At this point, I LOVED how it looked. I scoured the WEB looking for ANYONE who would tell me it was okay to keep untreated barn board as a countertop. I didn’t want to add a protective coat and sacrifice the raw look. However, after reading pages and pages of online advice, I decided the ability to clean the island trumped beauty. And, I wanted to seal up that wood in case there was anything terrible hiding inside. I also feared the raw wood would absorb stains. With three kids, spills are bound to happen!
I used Epoxy for the first time and was terrified that I would mess it up. It ended up being relatively easy to use (just like my brother promised). One coat of epoxy is like 50 coats of a regular top coat. I figured, if I had to coat this thing, it was getting coated GOOD. I always use a cutting board, a matt, or parchment paper, so I wasn’t concerned about the Epoxy as a final top layer.

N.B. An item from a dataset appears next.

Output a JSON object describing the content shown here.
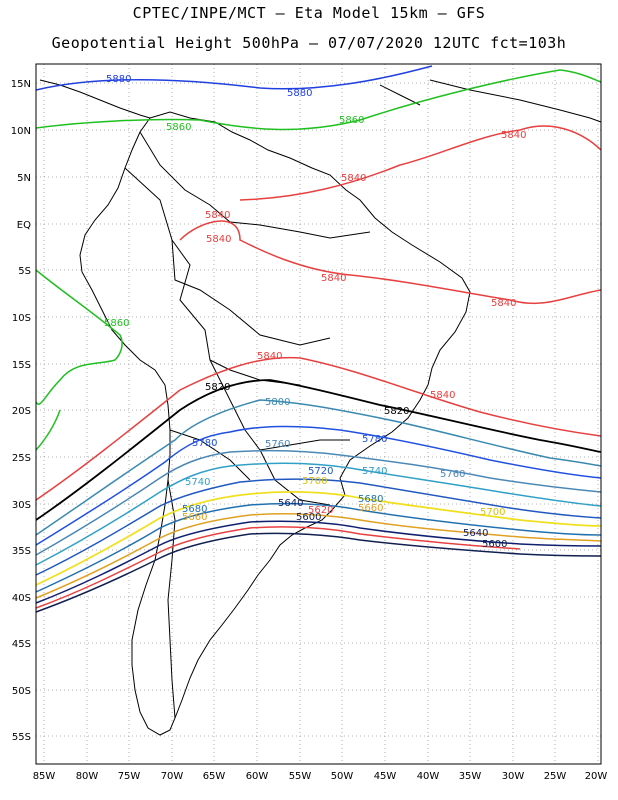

Now the island top was complete, but it clashed with the cabinet. The almost-black cabinets looked quite nice with the white top and quite ugly with the walnut. Sigh. Out came the paintbrush.
In the end, it was about two weeks of hard work. The worst was sanding outside in the midst of a heatwave. I really love our new island top.
Step one is pretty easy. Cut your MDF trim and your corner piece the same length. Using a product like No More Nails, glue the corner piece to the bottom edge of the MDF. Clamp and dry.
Once it is dry, remove the clamps and sand the shelf. I didn’t bother to paint the shelf because I wanted a distressed look.
Decide what word you would like to spell and purchase the letters. There are many different styles of wooden letters available for purchase.
We referenced John 15:5.
“I am the vine; you are the branches. Whoever abides in me and I in him, he it is that bears much fruit, for apart from me you can do nothing.”
We made two shelves. On the second shelf, we decided to spell the keyword abide.
We stained the letters in a walnut finish.
We sat the shelves on a bookcase, but alternatively, they are easily hung on the wall.